I want to stem my text, which I am reading from CSV file. But after the stem-operator the text is not changed. Than I have read somewhere that I need to use POS tags in order to stem but it didn't help.
Can you please tell me what I am doing wrong? So I am reading the csv, removing punctuation, tokenizing, getting POS tags, and trying to stem but nothing is changing.
from nltk.tokenize import sent_tokenize, word_tokenize
from nltk.stem import PorterStemmer
import nltk
from nltk import pos_tag
stemmer = nltk.PorterStemmer()
data = pd.read_csv(open('data.csv'),sep=';')
translator=str.maketrans('','',string.punctuation)

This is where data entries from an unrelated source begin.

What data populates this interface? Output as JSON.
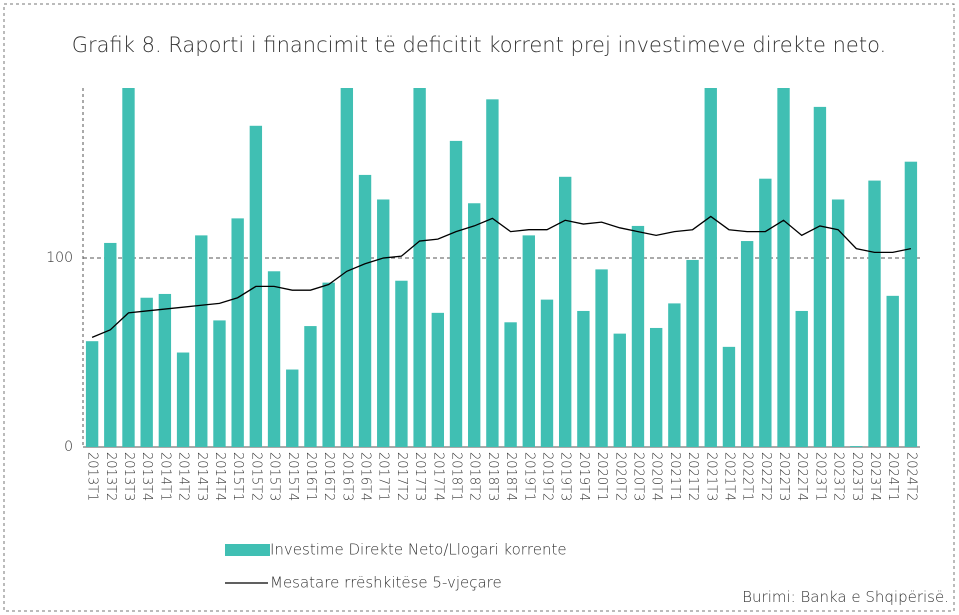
{
  "chart_data": {
    "type": "bar_line",
    "title": "Grafik 8. Raporti i financimit të deficitit korrent prej investimeve direkte neto.",
    "source": "Burimi: Banka e Shqipërisë.",
    "categories": [
      "2013T1",
      "2013T2",
      "2013T3",
      "2013T4",
      "2014T1",
      "2014T2",
      "2014T3",
      "2014T4",
      "2015T1",
      "2015T2",
      "2015T3",
      "2015T4",
      "2016T1",
      "2016T2",
      "2016T3",
      "2016T4",
      "2017T1",
      "2017T2",
      "2017T3",
      "2017T4",
      "2018T1",
      "2018T2",
      "2018T3",
      "2018T4",
      "2019T1",
      "2019T2",
      "2019T3",
      "2019T4",
      "2020T1",
      "2020T2",
      "2020T3",
      "2020T4",
      "2021T1",
      "2021T2",
      "2021T3",
      "2021T4",
      "2022T1",
      "2022T2",
      "2022T3",
      "2022T4",
      "2023T1",
      "2023T2",
      "2023T3",
      "2023T4",
      "2024T1",
      "2024T2"
    ],
    "series": [
      {
        "name": "Investime Direkte Neto/Llogari korrente",
        "type": "bar",
        "color": "#40bfb3",
        "values": [
          56,
          108,
          190,
          79,
          81,
          50,
          112,
          67,
          121,
          170,
          93,
          41,
          64,
          87,
          190,
          144,
          131,
          88,
          190,
          71,
          162,
          129,
          184,
          66,
          112,
          78,
          143,
          72,
          94,
          60,
          117,
          63,
          76,
          99,
          190,
          53,
          109,
          142,
          190,
          72,
          180,
          131,
          0.5,
          141,
          80,
          151
        ]
      },
      {
        "name": "Mesatare rrëshkitëse 5-vjeçare",
        "type": "line",
        "color": "#000000",
        "values": [
          58,
          62,
          71,
          72,
          73,
          74,
          75,
          76,
          79,
          85,
          85,
          83,
          83,
          86,
          93,
          97,
          100,
          101,
          109,
          110,
          114,
          117,
          121,
          114,
          115,
          115,
          120,
          118,
          119,
          116,
          114,
          112,
          114,
          115,
          122,
          115,
          114,
          114,
          120,
          112,
          117,
          115,
          105,
          103,
          103,
          105
        ]
      }
    ],
    "ylim": [
      0,
      190
    ],
    "yticks": [
      0,
      100
    ],
    "grid": true
  }
}
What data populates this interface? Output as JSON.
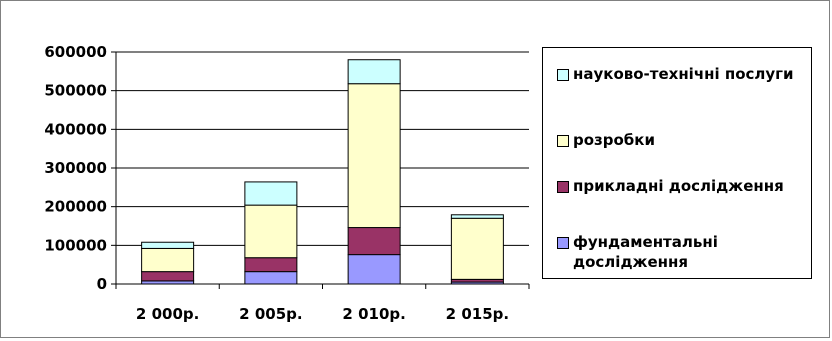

with open('output.csv', 'w', newline='') as csvfile:
writer = csv.writer(csvfile, delimiter=';',
quotechar='^', quoting=csv.QUOTE_MINIMAL)
for line in data['sent']:
line = line.translate(translator)
tokens = word_tokenize(line)
tokens_pos = nltk.pos_tag(tokens)
final = [stemmer.stem(tagged_word[0]) for tagged_word in tokens_pos]
writer.writerow(tokens_pos)
Examples of data for stemming:
The question was, what are you going to cut?
Well, again, while you were on the board of the Woods Foundation...
We've got some long-term challenges in this economy.
Thank you in advance for any help!
You should have tried to debug your code. If (after necessary imports) you had just tried print(stemmer.stem("challenges"))
, you would have seen that the stemming does work (the above will print "challeng"). Your problem is a small oversight: You collect the stems in final
, but you print tokens_pos
. So the "solution" is this:
writer.writerow(final)